2024-12-12 19:15 |
The U.S. Securities and Exchange Commission charged three individuals on Dec. 11 with impersonating securities brokers and investment advisers to execute a scheme involving digital assets.
The complaint names three Nigerian nationals and alleges that their actions diverted more than $2.9 million from at least 28 investors by directing them toward fraudulent platforms, then instructing them to purchase Bitcoin at legitimate brokerages or crypto exchanges before transferring the funds to blockchain addresses linked to the defendants.
Per the SEC, the defendants allegedly created websites impersonating multiple professionals associated with established U.S. firms and used voice-modification software, as well as online group chats and social media, to cultivate trust and drive interest in their purported trading expertise.
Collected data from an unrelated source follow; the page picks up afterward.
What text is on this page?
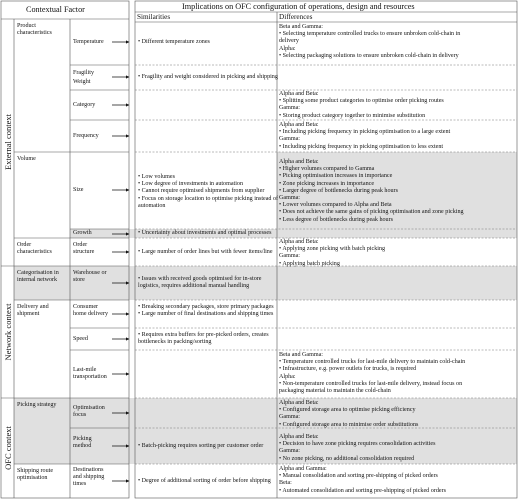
Contextual Factor	Implications on OFC configuration of operations, design and resources
Similarities	Differences
External context
Network context
OFC context
Product
characteristics
Volume
Order
characteristics
Categorisation in
internal network
Delivery and
shipment
Picking strategy
Shipping route
optimisation
Temperature
Fragility
Weight
Category
Frequency
Size
Growth
Order
structure
Warehouse or
store
Consumer
home delivery
Speed
Last-mile
transportation
Optimisation
focus
Picking
method
Destinations
and shipping
times
• Different temperature zones
• Fragility and weight considered in picking and shipping
• Low volumes
• Low degree of investments in automation
• Cannot require optimised shipments from supplier
• Focus on storage location to optimise picking instead of
automation
• Uncertainty about investments and optimal processes
• Large number of order lines but with fewer items/line
• Issues with received goods optimised for in-store
logistics, requires additional manual handling
• Breaking secondary packages, store primary packages
• Large number of final destinations and shipping times
• Requires extra buffers for pre-picked orders, creates
bottlenecks in packing/sorting
• Batch-picking requires sorting per customer order
• Degree of additional sorting of order before shipping
Beta and Gamma:
• Selecting temperature controlled trucks to ensure unbroken cold-chain in
delivery
Alpha:
• Selecting packaging solutions to ensure unbroken cold-chain in delivery
Alpha and Beta:
• Splitting some product categories to optimise order picking routes
Gamma:
• Storing product category together to minimise substitution
Alpha and Beta:
• Including picking frequency in picking optimisation to a large extent
Gamma:
• Including picking frequency in picking optimisation to less extent
Alpha and Beta:
• Higher volumes compared to Gamma
• Picking optimisation increases in importance
• Zone picking increases in importance
• Larger degree of bottlenecks during peak hours
Gamma:
• Lower volumes compared to Alpha and Beta
• Does not achieve the same gains of picking optimisation and zone picking
• Less degree of bottlenecks during peak hours
Alpha and Beta:
• Applying zone picking with batch picking
Gamma:
• Applying batch picking
Beta and Gamma:
• Temperature controlled trucks for last-mile delivery to maintain cold-chain
• Infrastructure, e.g. power outlets for trucks, is required
Alpha:
• Non-temperature controlled trucks for last-mile delivery, instead focus on
packaging material to maintain the cold-chain
Alpha and Beta:
• Configured storage area to optimise picking efficiency
Gamma:
• Configured storage area to minimise order substitutions
Alpha and Beta:
• Decision to have zone picking requires consolidation activities
Gamma:
• No zone picking, no additional consolidation required
Alpha and Gamma:
• Manual consolidation and sorting pre-shipping of picked orders
Beta:
• Automated consolidation and sorting pre-shipping of picked orders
An Investor.gov alert stated impersonation scams appear to be increasing in sophistication due to technological advancements, including the use of AI-driven content and deepfake audio or video. The alleged scheme, in this case, reportedly encouraged investors to research identities lifted from the public records of actual investment professionals.
The operators then set up fake investment account interfaces showing unrealized gains, prompting victims to contribute additional funds. Although participants saw purported monthly returns of up to 25%, funds were never invested as claimed and attempts to withdraw assets led to demands for further fees.
Regulatory units with crypto-specific mandates, including the SEC’s Crypto Assets and Cyber Unit, were involved, indicating that such enforcement actions increasingly target areas where traditional fraud methods intersect with decentralized financial networks and digital asset platforms.
Voice-changing software and spoofed phone numbers made it difficult for investors to verify identities, and the perpetrators’ use of encrypted messaging apps and social platforms allowed them to operate outside traditional brokerage environments. Their reliance on digital assets, primarily Bitcoin, added layers of complexity, including blockchain transfers and multiple addresses, complicating asset tracing for the SEC.
As the SEC reported, the defendants purchased online domain names and leveraged third-party commentary, chat groups, and investment forums to funnel attention toward their false personas.
According to the complaint, investors were often directed to download trading apps under the guise of accessing unique copy trading systems or algorithmic strategies, yet no legitimate activity took place. Instead, the funds were rapidly moved and rendered unrecoverable.
The SEC, working in parallel with the U.S. Attorney’s Office for the District of New Jersey has charged all three defendants with multiple violations of federal securities laws and seeks permanent injunctions, disgorgement with prejudgment interest, and civil penalties.
The alert by the Office of Investor Education and Advocacy, prepared in collaboration with the FBI, recommends verifying identities through sources like Form CRS and publicly available databases, avoiding unverified contact details, and maintaining heightened vigilance when prompted to send funds via crypto.
The SEC’s legal action and the related investor warning reflect an enforcement environment adapting to evolving tactics that leverage crypto markets. The agency’s complaint, filed in the U.S. District Court for the District of New Jersey, requests penalties and remedies designed to halt further misconduct and recover stolen funds.